Estas nuevas empleadas vestían trajes bordados de un suave tono rosado, que fluían como seda a su paso. Los vestidos, de mangas largas y fluidas, caían hasta el suelo en pliegues cuidados, y sus cinturas estaban comprimidas por cinturones de brocado, adornados con detalles dorados. El cuello de sus túnicas era alto, con un borde delicadamente bordado con flores de loto. Los rizos de sus cabellos, sujetos en altos moños adornados con joyas, caían con gracia, completando la imagen de una belleza etérea que parecía sacada de un sueño. La belleza era tan exquisita que se las relacionaba a una edad de entre los trece a quince.
— ¿Tenían que ser mujeres? —cuestionó Lysan, hastiado.
— Si fuera a un establecimiento y me atendiera un varón, me iría. Las mujeres son más limpias.
Kitakyushu Ueda se percató de algo. Sus cejas se fruncieron y, sus ojos, que hasta ese momento estuvieron fijos en el horizonte, se entrecerraron al son de su concentración. Su mandíbula reveló una ligera tensión interna. El aire vibró y él adivinó en un segundo. La expresión de su rostro rápidamente fue reemplazada por una calma calculada.
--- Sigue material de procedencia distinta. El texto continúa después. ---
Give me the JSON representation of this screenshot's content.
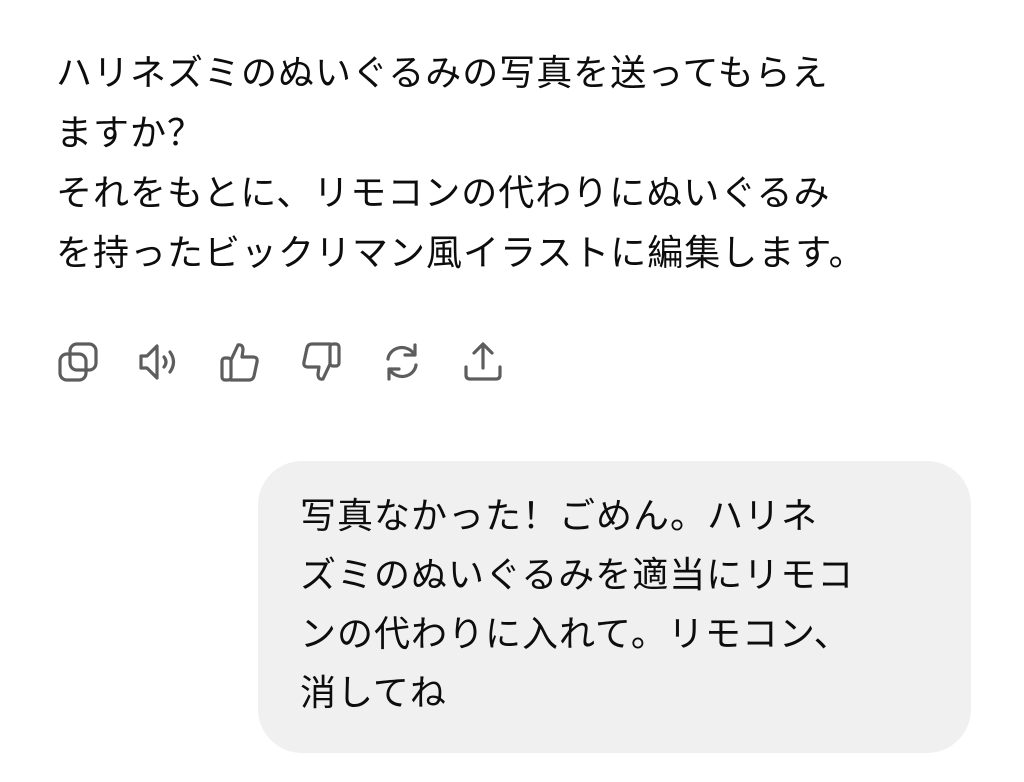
{
  "assistant": {
    "lines": [
      "ハリネズミのぬいぐるみの写真を送ってもらえ",
      "ますか？",
      "それをもとに、リモコンの代わりにぬいぐるみ",
      "を持ったビックリマン風イラストに編集します。"
    ]
  },
  "actions": [
    {
      "icon": "copy-icon"
    },
    {
      "icon": "speaker-icon"
    },
    {
      "icon": "thumbs-up-icon"
    },
    {
      "icon": "thumbs-down-icon"
    },
    {
      "icon": "regenerate-icon"
    },
    {
      "icon": "share-icon"
    }
  ],
  "user": {
    "lines": [
      "写真なかった！ごめん。ハリネ",
      "ズミのぬいぐるみを適当にリモコ",
      "ンの代わりに入れて。リモコン、",
      "消してね"
    ]
  },
  "colors": {
    "text": "#0d0d0d",
    "icon": "#5d5d5d",
    "user_bubble": "#f0f0f0",
    "background": "#ffffff"
  }
}
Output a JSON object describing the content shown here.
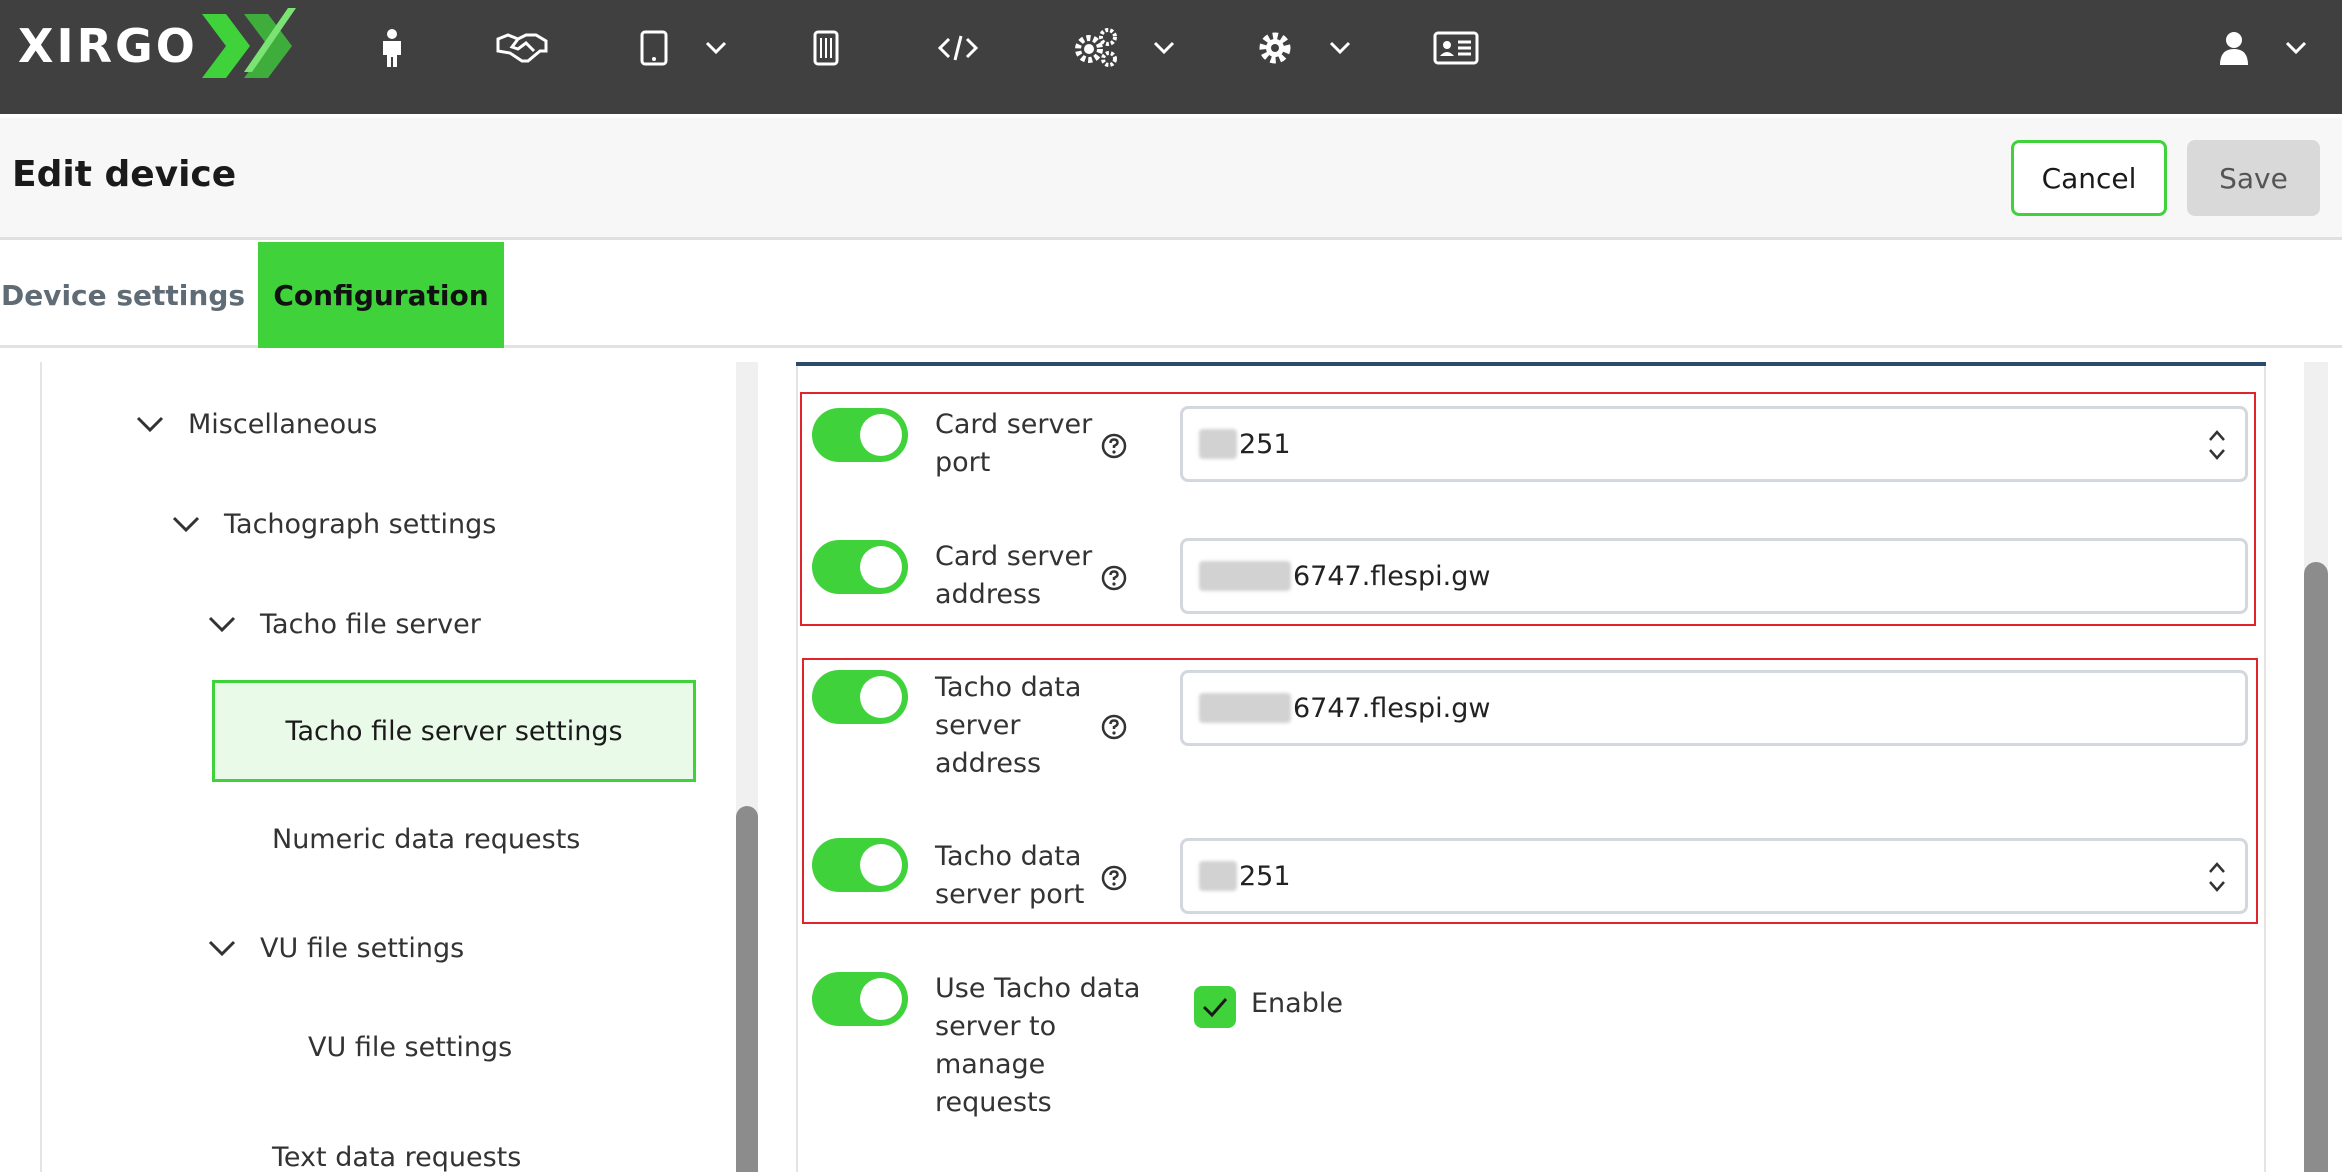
{
  "brand": {
    "logo_text": "XIRGO",
    "logo_mark": "X"
  },
  "colors": {
    "accent": "#3fd23a",
    "topbar": "#404040",
    "highlight_border": "#e0242b"
  },
  "nav": {
    "icons": [
      "person-icon",
      "handshake-icon",
      "tablet-icon",
      "sim-card-icon",
      "code-icon",
      "cogs-icon",
      "gear-icon",
      "id-card-icon",
      "user-icon"
    ]
  },
  "header": {
    "title": "Edit device",
    "cancel_label": "Cancel",
    "save_label": "Save"
  },
  "tabs": [
    {
      "label": "Device settings",
      "active": false
    },
    {
      "label": "Configuration",
      "active": true
    }
  ],
  "tree": {
    "items": [
      {
        "label": "Miscellaneous",
        "expanded": true
      },
      {
        "label": "Tachograph settings",
        "expanded": true
      },
      {
        "label": "Tacho file server",
        "expanded": true
      },
      {
        "label": "Tacho file server settings",
        "selected": true
      },
      {
        "label": "Numeric data requests"
      },
      {
        "label": "VU file settings",
        "expanded": true
      },
      {
        "label": "VU file settings"
      },
      {
        "label": "Text data requests"
      }
    ]
  },
  "settings": {
    "card_server_port": {
      "label": "Card server port",
      "value": "251",
      "enabled": true
    },
    "card_server_address": {
      "label": "Card server address",
      "value": "6747.flespi.gw",
      "enabled": true
    },
    "tacho_data_server_address": {
      "label": "Tacho data server address",
      "value": "6747.flespi.gw",
      "enabled": true
    },
    "tacho_data_server_port": {
      "label": "Tacho data server port",
      "value": "251",
      "enabled": true
    },
    "use_tacho_data_server": {
      "label": "Use Tacho data server to manage requests",
      "checkbox_label": "Enable",
      "checked": true,
      "enabled": true
    }
  }
}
— Será mejor que estés pendiente de quién ingrese por esa puerta —amenazó, con una expresión placida.
Las personas que agitaron los cascabeles en la entrada fueron DǒuMàn XīngRuò y YǐnLuò WēnYí. Lysan se acercó a ellas y las condujo hasta una mesa, atendiéndolas con la cortesía que requerían. Permaneció cercano y atento a sus necesidades.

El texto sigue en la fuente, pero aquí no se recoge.